To put it another way, this is just the measurement of a bubble. The real news was:
However, “liability values” – the amount required to pay retirement benefits – also increased by £36bn over the course of 2017 to £857bn, more than 4 per cent higher than a year previously.
Or, to again out it another way, thing are going to look one heck of a lot worse when the bubble bursts, as surely it will.
This takes me back, however, to the long term issue of pensions. First, let me reiterate that this deficit simply highlights a long term concern of mine, which is that the logic of mass pension saving represents one of the greatest examples of a fallacy of composition that there is. I explain why here. Because it is possible for an individual to save for their retirement does not mean that populations as a whole can.
Second, if this deficit is persistent and ongoing, and it is, whether or not the logic of pension saving is flawed or not there is the most massive fraud by false representation going on here. Such a fraud is defined as:
(1)A person is in breach of this section if he–
(a)dishonestly makes a false representation, and
(b)intends, by making the representation–
(i)to make a gain for himself or another, or
(ii)to cause loss to another or to expose another to a risk of loss.

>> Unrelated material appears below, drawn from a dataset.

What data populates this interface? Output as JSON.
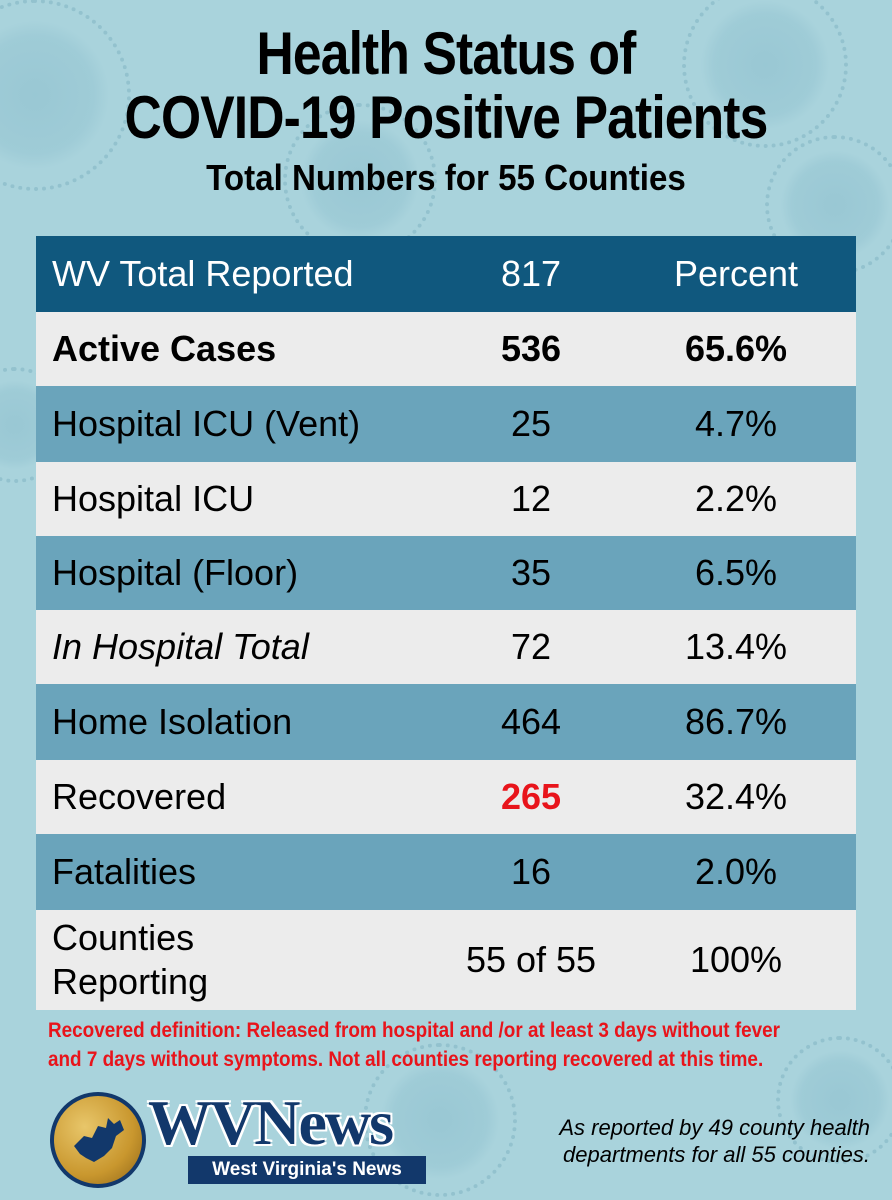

(2)A representation is false if–
(a)it is untrue or misleading, and
(b)the person making it knows that it is, or might be, untrue or misleading.
Of course it is not fraudulent to run a pension deficit if you have every intention of clearing it. Persistently running such a deficit without clearing it is however, I suggest, such a fraud. It's saying that you have a liability that you will not take action to settle because it suits your own advantage to use your funds for another purpose. I think that falls fair and square within the spirit of fraud by false representation as defined above.
Third, what then can be done about this? I suggest what is required is obvious. I think a a matter of law any pension deficit must not be considered an unsecured claim on a company (albeit backed by some pension protections). Rather the deficit should become a special form of capital in the company. That capital would have three rights.
The first would be to appoint a majority of the board until the time that the deficit was cleared.
The second would be to take, as a preferred creditor, the entire proceeds of the sale of the company or any of its assets until such time as the deficit was cleared.
The third would be to require that sale if this was the only way in which the deficit could be cleared.
The object is to firstly protect the employees of companies and to secure the contractual promise made to them. The second is to give the most almighty shock to companies that will force them to honour their commitments. The third is to make clear that employees matter more than capital in a business. Because they do.